After a bit of searching, I bought this beauty from a Japanese eBay seller. He claimed there were some scratches on the coating, but I cannot see them. The coating is single layer, not multi as in 1970s and newer lenses. Mine is a Type 2, but I do not know the exact date because I have been unable to find a chronology of older Canon lens serial numbers. The lens is a modified Gaussian design with six elements in four groups. The aperture ranges from ƒ/1.4 to f/22 with nice precise clicks. The filter size is 48mm. I ordered a vented hood from one of the Chinese eBay vendors (about $3) as well as some filters, and I was ready to take pictures.

Some other reviews of the Canon 50mm ƒ/1.4:
It is difficult to tell what the 1.4 lens cost when it was current. A 1963 Modern Photography showed $210. But a 1968 Modern showed only $126.

Note: As of 2019, Leica is still making their superb M-A film rangefinder camera, and sales have increased with the revival of film. In 2023, Leica reintroduced their Leica M6 camera.  

Initial test film


Wow, new lens, so exciting. I loaded some Kodak BW400CN film in the IIIC and headed to the countryside south of Interstate 20 in central Mississippi.

Front porch, April 14, 2019, Sontag, Mississippi (hand-held, approx. ƒ/8)
Abandoned mid-century cottage, Sontag-Nola Road, Mississippi
Truck and farm yard, Sontag-Nola Road, Mississippi
Former filling station, Beauregard, Mississippi
Closed gasoline station on Hwy 27 near Utica (ƒ/11 or ƒ/16); note detail foreground and back
Apartment complex with unusual architecture between Clay Street and Baldwin Ferry Road, Vicksburg (medium yellow filter)
Detail (original size) of sign on left center of the previous photograph.
Holly Beach, Louisiana. I hope that truck has large enough tires to impress the ladies.
Old Country Store, Lorman, Mississippi (Fuji Acros 100 film, long exposure braced on ledge)
Historic cottage at 706 Harris Street, Vicksburg, Mississippi (with med. yellow filter)
Minister on Washington Street, Vicksburg (Fuji Acros film)

Summary


This is a beautiful optic with nice rendering, even on BW400CN film.
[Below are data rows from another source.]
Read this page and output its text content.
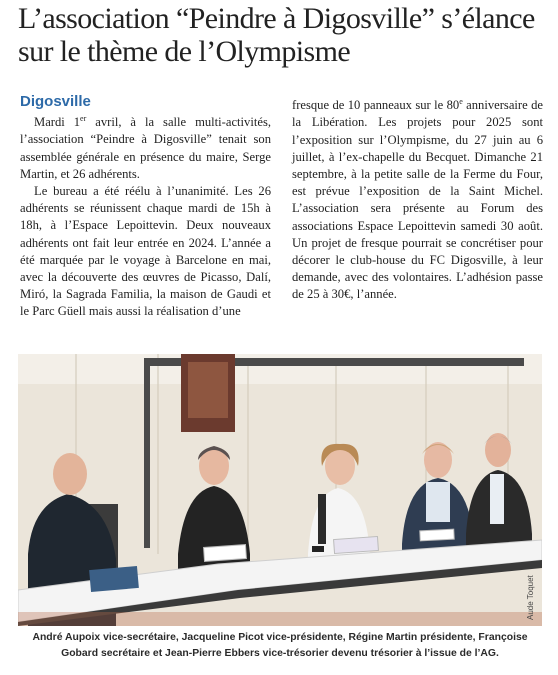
L’association “Peindre à Digosville” s’élance sur le thème de l’Olympisme

Digosville
Mardi 1er avril, à la salle multi-activités, l’association “Peindre à Digosville” tenait son assemblée générale en présence du maire, Serge Martin, et 26 adhérents.

Le bureau a été réélu à l’unanimité. Les 26 adhérents se réunissent chaque mardi de 15h à 18h, à l’Espace Lepoittevin. Deux nouveaux adhérents ont fait leur entrée en 2024. L’année a été marquée par le voyage à Barcelone en mai, avec la découverte des œuvres de Picasso, Dalí, Miró, la Sagrada Familia, la maison de Gaudi et le Parc Güell mais aussi la réalisation d’une

fresque de 10 panneaux sur le 80e anniversaire de la Libération. Les projets pour 2025 sont l’exposition sur l’Olympisme, du 27 juin au 6 juillet, à l’ex-chapelle du Becquet. Dimanche 21 septembre, à la petite salle de la Ferme du Four, est prévue l’exposition de la Saint Michel. L’association sera présente au Forum des associations Espace Lepoittevin samedi 30 août. Un projet de fresque pourrait se concrétiser pour décorer le club-house du FC Digosville, à leur demande, avec des volontaires. L’adhésion passe de 25 à 30€, l’année.

Aude Toquet
André Aupoix vice-secrétaire, Jacqueline Picot vice-présidente, Régine Martin présidente, Françoise Gobard secrétaire et Jean-Pierre Ebbers vice-trésorier devenu trésorier à l’issue de l’AG.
This was a top-grade lens in the 1960s, an example of Japanese optical and mechanical excellence. I will test it with fine-grain film; if I can find some 135 size Panatomic-X, that would give a genuine old-school appearance to my negatives. This lens is large enough to block some of the viewfinder, and I need to compose carefully. One solution is to use a 50 mm auxiliary finder. I just bought a Canon version.  

Final conclusion: if you want a classic lens for a Leica ltm rangefinder camera, definitely consider the Canon thread-mount lenses.